Encourage volunteers, donors and athletes to participate in your next charity fun run with an eye-catching poster. Posters may be as simple as a few lines of text or complete with graphics and logos. With a couple of clicks through one of a variety of software programs, you can make your own posters. Within minutes, you’ll have a poster ready to hit the ground running.
- Skill level:
Things you need
- Microsoft Publisher
- Windows Paint
- Digital logo or picture
- Microsoft Word
Open Publisher and click “Blank Publications.” Double-click the “Poster” option, which opens an 18-inch by 24-inch poster. To change the size, pull down the “File” menu, click “Page Setup,” type your new dimensions into the width and height boxes and click the “OK” button.
Click the “Text Box” tool, which looks like an “A” on an index card, on the left side of the screen. Draw a text box at the top of the poster and type the poster headline, such as “Fun Run For the Animals” or “Kids’ Charity Fun Run, 5K.” Use the text toolbar at the top of the page to change the text’s font, size, position and colour.
Draw another text box lower on the poster and fill in information such as the date and time of the run, volunteer opportunities, sponsors, prizes and information about the charity that the run benefits.

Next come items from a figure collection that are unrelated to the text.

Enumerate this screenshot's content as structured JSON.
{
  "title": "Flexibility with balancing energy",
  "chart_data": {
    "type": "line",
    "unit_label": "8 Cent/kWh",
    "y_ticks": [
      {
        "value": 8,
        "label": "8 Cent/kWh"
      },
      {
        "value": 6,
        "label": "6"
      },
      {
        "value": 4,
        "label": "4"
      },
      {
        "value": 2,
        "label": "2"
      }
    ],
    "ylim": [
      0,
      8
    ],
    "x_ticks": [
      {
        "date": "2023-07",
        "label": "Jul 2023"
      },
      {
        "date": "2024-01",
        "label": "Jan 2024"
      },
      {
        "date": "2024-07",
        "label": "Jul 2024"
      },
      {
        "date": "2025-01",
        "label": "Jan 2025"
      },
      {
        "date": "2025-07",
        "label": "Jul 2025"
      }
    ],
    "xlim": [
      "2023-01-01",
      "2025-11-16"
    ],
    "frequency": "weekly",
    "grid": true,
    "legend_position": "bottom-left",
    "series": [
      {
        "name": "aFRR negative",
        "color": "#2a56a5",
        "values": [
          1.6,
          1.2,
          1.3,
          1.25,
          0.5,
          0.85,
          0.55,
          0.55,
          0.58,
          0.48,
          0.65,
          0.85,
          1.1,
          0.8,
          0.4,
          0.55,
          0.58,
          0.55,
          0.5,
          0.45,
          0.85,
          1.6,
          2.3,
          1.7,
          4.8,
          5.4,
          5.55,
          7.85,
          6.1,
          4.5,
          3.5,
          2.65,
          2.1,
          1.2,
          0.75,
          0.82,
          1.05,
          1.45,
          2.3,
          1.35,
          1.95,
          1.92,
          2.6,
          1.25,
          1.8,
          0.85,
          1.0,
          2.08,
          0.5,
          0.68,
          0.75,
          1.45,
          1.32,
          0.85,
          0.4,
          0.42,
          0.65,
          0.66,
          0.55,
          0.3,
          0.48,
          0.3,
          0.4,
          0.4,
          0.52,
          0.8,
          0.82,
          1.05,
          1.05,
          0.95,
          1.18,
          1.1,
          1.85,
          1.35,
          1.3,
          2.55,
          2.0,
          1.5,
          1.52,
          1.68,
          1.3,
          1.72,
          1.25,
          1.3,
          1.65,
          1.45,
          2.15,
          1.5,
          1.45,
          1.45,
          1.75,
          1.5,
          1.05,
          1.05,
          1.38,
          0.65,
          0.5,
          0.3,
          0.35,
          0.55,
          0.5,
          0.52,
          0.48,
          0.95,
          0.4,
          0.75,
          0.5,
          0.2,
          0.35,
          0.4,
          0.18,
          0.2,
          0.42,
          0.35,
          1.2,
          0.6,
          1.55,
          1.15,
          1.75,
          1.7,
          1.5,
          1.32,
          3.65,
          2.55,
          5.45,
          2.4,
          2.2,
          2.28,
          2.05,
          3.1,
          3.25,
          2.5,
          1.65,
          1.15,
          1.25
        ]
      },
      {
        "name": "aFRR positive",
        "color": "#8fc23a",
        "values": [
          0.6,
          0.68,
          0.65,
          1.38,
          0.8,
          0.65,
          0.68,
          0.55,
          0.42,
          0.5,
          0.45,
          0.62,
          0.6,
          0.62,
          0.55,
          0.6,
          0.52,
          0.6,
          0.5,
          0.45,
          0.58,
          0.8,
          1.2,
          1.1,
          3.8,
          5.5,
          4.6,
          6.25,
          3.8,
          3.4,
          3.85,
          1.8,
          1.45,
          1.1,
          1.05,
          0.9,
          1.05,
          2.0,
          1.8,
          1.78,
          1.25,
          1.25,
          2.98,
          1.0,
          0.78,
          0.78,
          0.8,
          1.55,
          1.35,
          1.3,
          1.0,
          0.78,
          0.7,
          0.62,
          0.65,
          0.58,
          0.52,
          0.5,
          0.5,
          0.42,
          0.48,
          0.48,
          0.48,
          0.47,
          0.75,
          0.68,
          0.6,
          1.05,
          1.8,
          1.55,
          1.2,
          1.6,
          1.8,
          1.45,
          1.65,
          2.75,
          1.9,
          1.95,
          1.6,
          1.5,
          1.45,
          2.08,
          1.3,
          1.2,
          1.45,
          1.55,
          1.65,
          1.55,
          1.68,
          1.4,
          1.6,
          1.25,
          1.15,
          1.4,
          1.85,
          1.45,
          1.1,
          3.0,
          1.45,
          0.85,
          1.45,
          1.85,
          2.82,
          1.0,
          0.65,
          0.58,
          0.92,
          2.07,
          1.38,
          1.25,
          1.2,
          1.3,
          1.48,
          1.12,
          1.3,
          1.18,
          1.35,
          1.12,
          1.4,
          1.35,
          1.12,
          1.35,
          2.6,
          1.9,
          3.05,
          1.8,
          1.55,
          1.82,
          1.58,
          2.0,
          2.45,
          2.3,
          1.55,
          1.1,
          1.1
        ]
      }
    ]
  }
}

Pull down the “Insert” menu, click “Picture” and select “Clip Art.” Type a word or phrase into the “Search for” box, such as “runner,” “race,” “marathon,” “sneakers” or “finishing line.” Click the “Go” button, scroll through the results and double-click a graphic to make it appear on the poster. Grab a corner of the image and shrink or increase the graphic to fit the poster.
Pull down the “File” menu and click “Save As.” Give the poster a name, set a place to save it to, such as your desktop, and click the “Save” button.

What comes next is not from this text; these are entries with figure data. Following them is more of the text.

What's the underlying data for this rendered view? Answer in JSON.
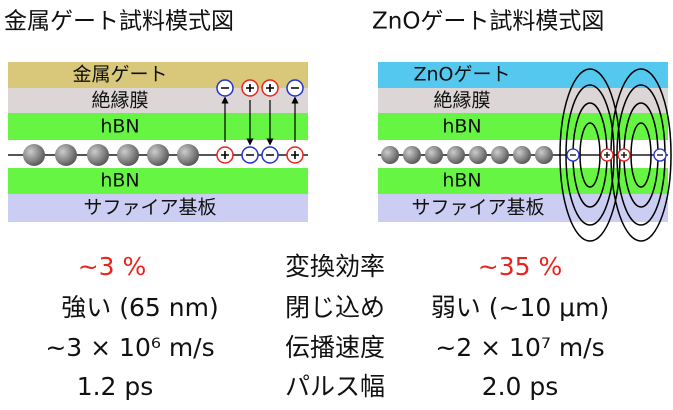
{
  "titles": {
    "metal": "金属ゲート試料模式図",
    "zno": "ZnOゲート試料模式図"
  },
  "left_layers": [
    "金属ゲート",
    "絶縁膜",
    "hBN",
    "hBN",
    "サファイア基板"
  ],
  "right_layers": [
    "ZnOゲート",
    "絶縁膜",
    "hBN",
    "hBN",
    "サファイア基板"
  ],
  "table": {
    "rows": [
      [
        "~3 %",
        "変換効率",
        "~35 %"
      ],
      [
        "強い (65 nm)",
        "閉じ込め",
        "弱い (~10 μm)"
      ],
      [
        "~3 × 10⁶ m/s",
        "伝播速度",
        "~2 × 10⁷ m/s"
      ],
      [
        "1.2 ps",
        "パルス幅",
        "2.0 ps"
      ]
    ]
  }
}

Open Paint, click “File” and select “Open.” Browse to a digital logo of the fun run sponsor or any other picture to use for the poster and double-click the file, which opens it in Paint. Click the “Select” tool, which looks like a square made of dotted lines. Draw an outline around the image and press the “Ctrl” and “C” keys to copy it.
Click “File” again and select “New.” Pull down the “Image” menu and click “Attributes.” Set your preferred poster size, such as 18 inches by 24 inches and click the “OK” button.
Press the “Ctrl” and “V” keys to paste in the copied selection, then drag it into place with your cursor. Click the “Text” tool, which looks like an “A,” and click above the picture. If a text toolbar does not appear, pull down the “View” menu and select “Text Toolbar.” Select a font and increase the font size to 150.
Type the fun run poster headline, such as “Join a Run Team Here” or “Raise Money for Infants.” Click below the poster, reduce the font size to 100 and add information, such as contact details about the logo sponsor, where to meet at the race, what to bring and how to register.
Click “File,” select “Save As,” name the poster and save it to your computer.
Open Word, click “File” and select “New.” When the “New Document” pane opens, type “poster” into the “Search online for” box and click “Go.” Scroll through the results, click a link to view a template and click the “Download” button to open the poster in your Word workspace.
Highlight the placeholder headline on the poster with your cursor and type your poster headline directly over the words. Use the text toolbar to change the words’ appearance. Repeat to change all of the placeholder text on the poster.
Click once on a placeholder graphic on the poster to give it focus, then press the delete key to remove it. Pull down the “Insert” menu, click “Picture” and select “From File.” Browse to a location on your computer where you have images for the poster, such as logos from sponsors or pictures from past runs. Double-click a file name, which opens the image on the poster. Repeat to add multiple images.
Add more artwork to the poster by clicking “Insert,” then “Picture,” then “Clip Art.” Type a word or phrase such as “run” or “race” into the “Search for” box and click “Go.” Scroll through the results, double-click a graphic and drag it into place on the poster.
Pull down the “File” menu, click “Save As,” type a name for the poster and set a destination for it on your computer.
Tips and warnings
- Most basic home printers cannot print anything larger than an 8.5-inch by 11-inch page of paper. For a fun run poster larger than that, save your files to a flash drive and take them to a print shop. Some shops will also let you e-mail your files to them. They can also print your posters on materials your home printer can’t work with, such as vinyl and foam board.